@Eponymous Cowherd
> Similarly, if I offer you a copy of my IP, you accept (e.g. you buy my CD) and then offer it up online to anyone who wants a copy and several people actually download copies then I *can* sue your shitty little ass off.
The car analogy doesn't work for what you are trying to prove. Remember, it's been a fundamental tenet of the IP owners' claims that they are NOT selling you the actual IP itself, only a license to use it under certain (ridiculously prohibitive) terms and conditions. Remember also, the second-hand software market in Germany is alive and thriving because a superior court there ruled that the "licence to use" could itself be sold on legally irrespective of any legalese included in the terms and conditions that tried to prevent it. So, in every case, the actual Ts & Cs need to be tested by court proceedings.

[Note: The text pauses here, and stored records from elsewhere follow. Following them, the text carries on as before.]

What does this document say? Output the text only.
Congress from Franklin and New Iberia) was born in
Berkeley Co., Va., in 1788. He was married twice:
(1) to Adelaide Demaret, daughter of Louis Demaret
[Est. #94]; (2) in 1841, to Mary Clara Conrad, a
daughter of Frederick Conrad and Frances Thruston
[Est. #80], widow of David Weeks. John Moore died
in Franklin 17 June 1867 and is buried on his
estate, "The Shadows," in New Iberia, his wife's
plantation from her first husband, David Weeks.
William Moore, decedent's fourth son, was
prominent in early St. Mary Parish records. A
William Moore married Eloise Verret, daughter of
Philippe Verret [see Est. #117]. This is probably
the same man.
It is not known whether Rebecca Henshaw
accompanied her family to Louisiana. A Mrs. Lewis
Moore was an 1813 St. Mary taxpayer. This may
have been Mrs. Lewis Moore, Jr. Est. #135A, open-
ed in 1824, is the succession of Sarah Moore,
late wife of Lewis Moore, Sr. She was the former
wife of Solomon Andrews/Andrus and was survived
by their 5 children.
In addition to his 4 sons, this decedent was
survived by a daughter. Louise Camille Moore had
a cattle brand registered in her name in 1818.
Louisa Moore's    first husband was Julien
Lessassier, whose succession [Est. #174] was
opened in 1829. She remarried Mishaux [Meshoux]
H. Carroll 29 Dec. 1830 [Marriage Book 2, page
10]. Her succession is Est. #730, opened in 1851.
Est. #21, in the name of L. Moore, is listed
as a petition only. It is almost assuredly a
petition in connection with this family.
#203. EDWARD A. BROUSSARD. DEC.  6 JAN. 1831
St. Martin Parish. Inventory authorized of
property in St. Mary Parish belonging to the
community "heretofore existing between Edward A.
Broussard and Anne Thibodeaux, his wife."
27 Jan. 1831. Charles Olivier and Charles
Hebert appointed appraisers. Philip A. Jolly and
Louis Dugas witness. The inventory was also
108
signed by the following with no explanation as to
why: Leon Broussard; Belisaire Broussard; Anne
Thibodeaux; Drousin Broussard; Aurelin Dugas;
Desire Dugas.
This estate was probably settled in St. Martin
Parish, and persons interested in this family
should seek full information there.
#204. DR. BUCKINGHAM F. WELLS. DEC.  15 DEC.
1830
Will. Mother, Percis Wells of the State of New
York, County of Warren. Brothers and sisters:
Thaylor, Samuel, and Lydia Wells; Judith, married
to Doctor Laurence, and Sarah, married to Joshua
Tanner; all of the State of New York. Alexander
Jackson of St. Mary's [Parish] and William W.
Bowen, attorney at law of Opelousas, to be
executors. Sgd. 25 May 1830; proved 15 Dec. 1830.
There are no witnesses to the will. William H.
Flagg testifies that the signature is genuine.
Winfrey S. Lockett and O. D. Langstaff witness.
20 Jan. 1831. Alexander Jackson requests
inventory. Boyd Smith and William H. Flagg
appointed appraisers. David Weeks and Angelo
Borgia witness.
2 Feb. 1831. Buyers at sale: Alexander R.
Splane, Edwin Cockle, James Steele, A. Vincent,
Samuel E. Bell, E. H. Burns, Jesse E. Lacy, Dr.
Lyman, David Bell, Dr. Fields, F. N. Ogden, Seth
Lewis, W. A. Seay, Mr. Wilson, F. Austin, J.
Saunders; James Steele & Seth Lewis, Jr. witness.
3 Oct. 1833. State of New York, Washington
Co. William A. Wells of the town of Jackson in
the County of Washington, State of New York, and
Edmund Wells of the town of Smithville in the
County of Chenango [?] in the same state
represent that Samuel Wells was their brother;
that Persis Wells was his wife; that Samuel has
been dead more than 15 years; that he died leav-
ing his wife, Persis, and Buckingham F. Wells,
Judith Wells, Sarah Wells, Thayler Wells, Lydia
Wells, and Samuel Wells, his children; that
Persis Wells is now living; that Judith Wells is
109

Mark is perfectly correct in his correction (he beat me to it)... it hasn't always been illegal to copy IP, that only became an offence relatively recently. It was unlawful, i.e. "not sanctioned by law", but that's legally a completely different thing.
So... individual claims need to be pursued by IP owners against alleged infringers, and if they use the criminal law, it has to be proved beyond all reasonable doubt... the technical documents identified in this thread plainly demonstrate that such a course of action is dead in the water, because it can't be proven who (the actual human being) did the copying - you can't prosecute an IP address or a computer, especially not when cloning and spoofing is going on.
VM wouldn't be getting dragged into this if those pushing the initiative weren't getting desperate that all the other measures have had no effect, nor any likelihood of success.